The Intercept has published a handful of leaked screenshots taken from an internal NSA message board where one spy agency specialist spoke extensively about compromising not the computers of specific targets, but rather the machines of the system administrators who control entire networks.
Journalist Ryan Gallagher reported that Edward Snowden, a former sys admin for NSA contractor Booz Allen Hamilton, provided The Intercept with the internal documents, including one from 2012 that’s bluntly titled “I hunt sys admins.”
According to the posts — some labeled “top secret” — NSA staffers should not shy away from hacking sys admins: a successful offensive mission waged against an IT professional with extensive access to a privileged network could provide the NSA with unfettered capabilities, the analyst acknowledged.
“Who better to target than the person that already has the ‘keys to the kingdom’?” one of the posts reads.
“They were written by an NSA official involved in the agency’s effort to break into foreign network routers, the devices that connect computer networks and transport data across the Internet,” Gallagher wrote for the article published late Thursday. “By infiltrating the computers of system administrators who work for foreign phone and Internet companies, the NSA can gain access to the calls and emails that flow over their networks.”
Since last June, classified NSA materials taken by Snowden and provided to certain journalists have exposed an increasing number of previously-secret surveillance operations that range from purposely degrading international encryption standards and implanting malware in targeted machines, to tapping into fiber-optic cables that transfer internet traffic and even vacuuming up data as its moved into servers in a decrypted state.
The latest leak suggests that some NSA analysts took a much different approach when tasked with trying to collect signals intelligence that otherwise might not be easily available.
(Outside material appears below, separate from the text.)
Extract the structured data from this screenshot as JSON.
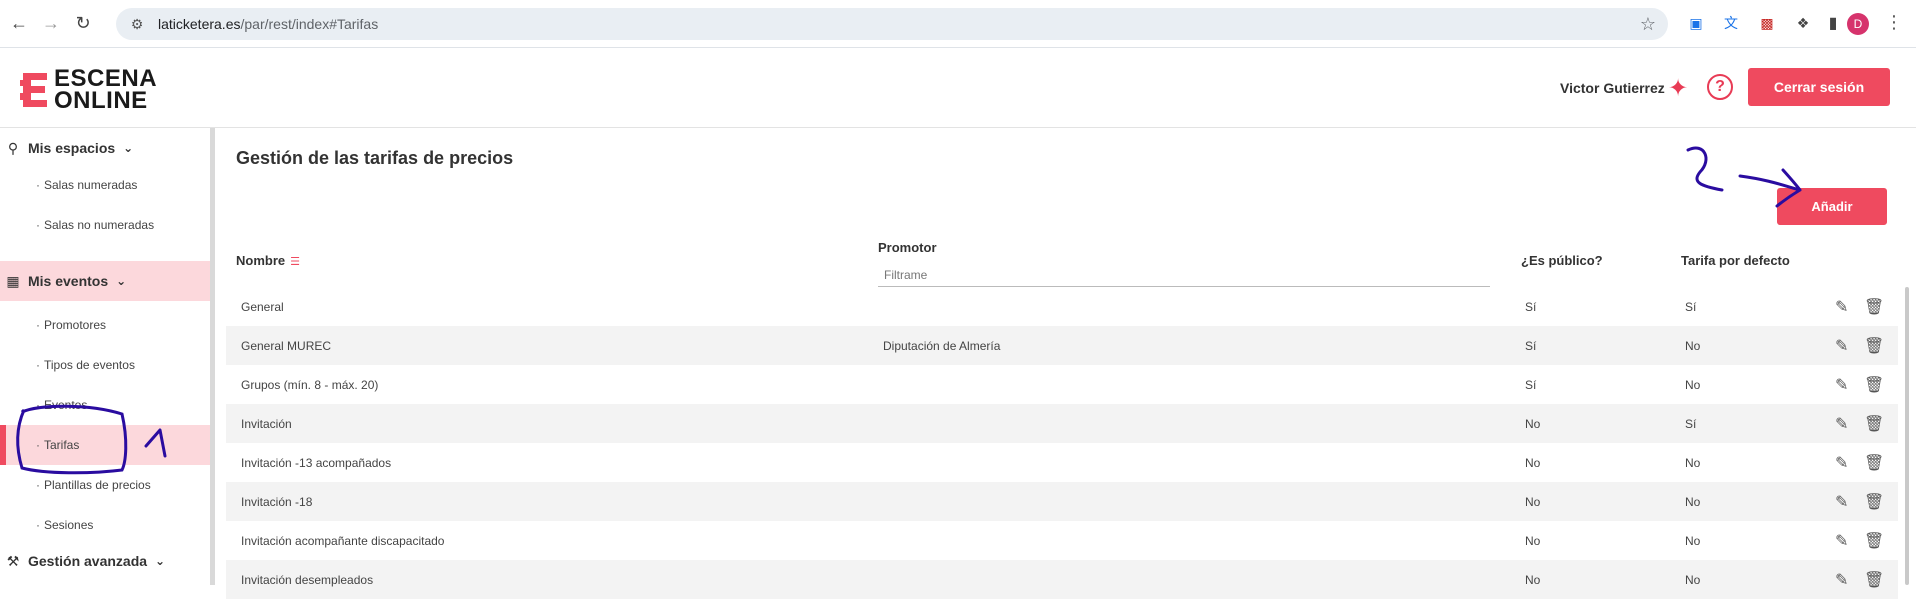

According to the posts, the author advocated for a technique that involves identifying the IP address used by the network’s sys admin, then scouring other NSA tools to see what online accounts used those addresses to log-in. Then by using a previously-disclosed NSA tool that tricks targets into installing malware by being misdirected to fake Facebook servers, the intelligence analyst can hope that the sys admin’s computer is sufficiently compromised and exploited.
Once the NSA has access to the same machine a sys admin does, American spies can mine for a trove of possibly invaluable information, including maps of entire networks, log-in credentials, lists of customers and other details about how systems are wired. In turn, the NSA has found yet another way to, in theory, watch over all traffic on a targeted network.
“Up front, sys admins generally are not my end target. My end target is the extremist/terrorist or government official that happens to be using the network some admin takes care of,” the NSA employee says in the documents.
When reached for comment by The Intercept, NSA spokesperson Vanee Vines said that, “A key part of the protections that apply to both US persons and citizens of other countries is the mandate that information be in support of a valid foreign intelligence requirement, and comply with US Attorney General-approved procedures to protect privacy rights.”
Coincidentally, outgoing-NSA Director Keith Alexander said last year that he was working on drastically cutting the number of sys admins at that agency by upwards of 90 percent — but didn’t say it was because they could be exploited by similar tactics waged by adversarial intelligence groups. Gen. Alexander’s decision came just weeks after Snowden — previously one of around 1,000 sys admins working on the NSA’s networks, according to Reuters — walked away from his role managing those networks with a trove of classified information.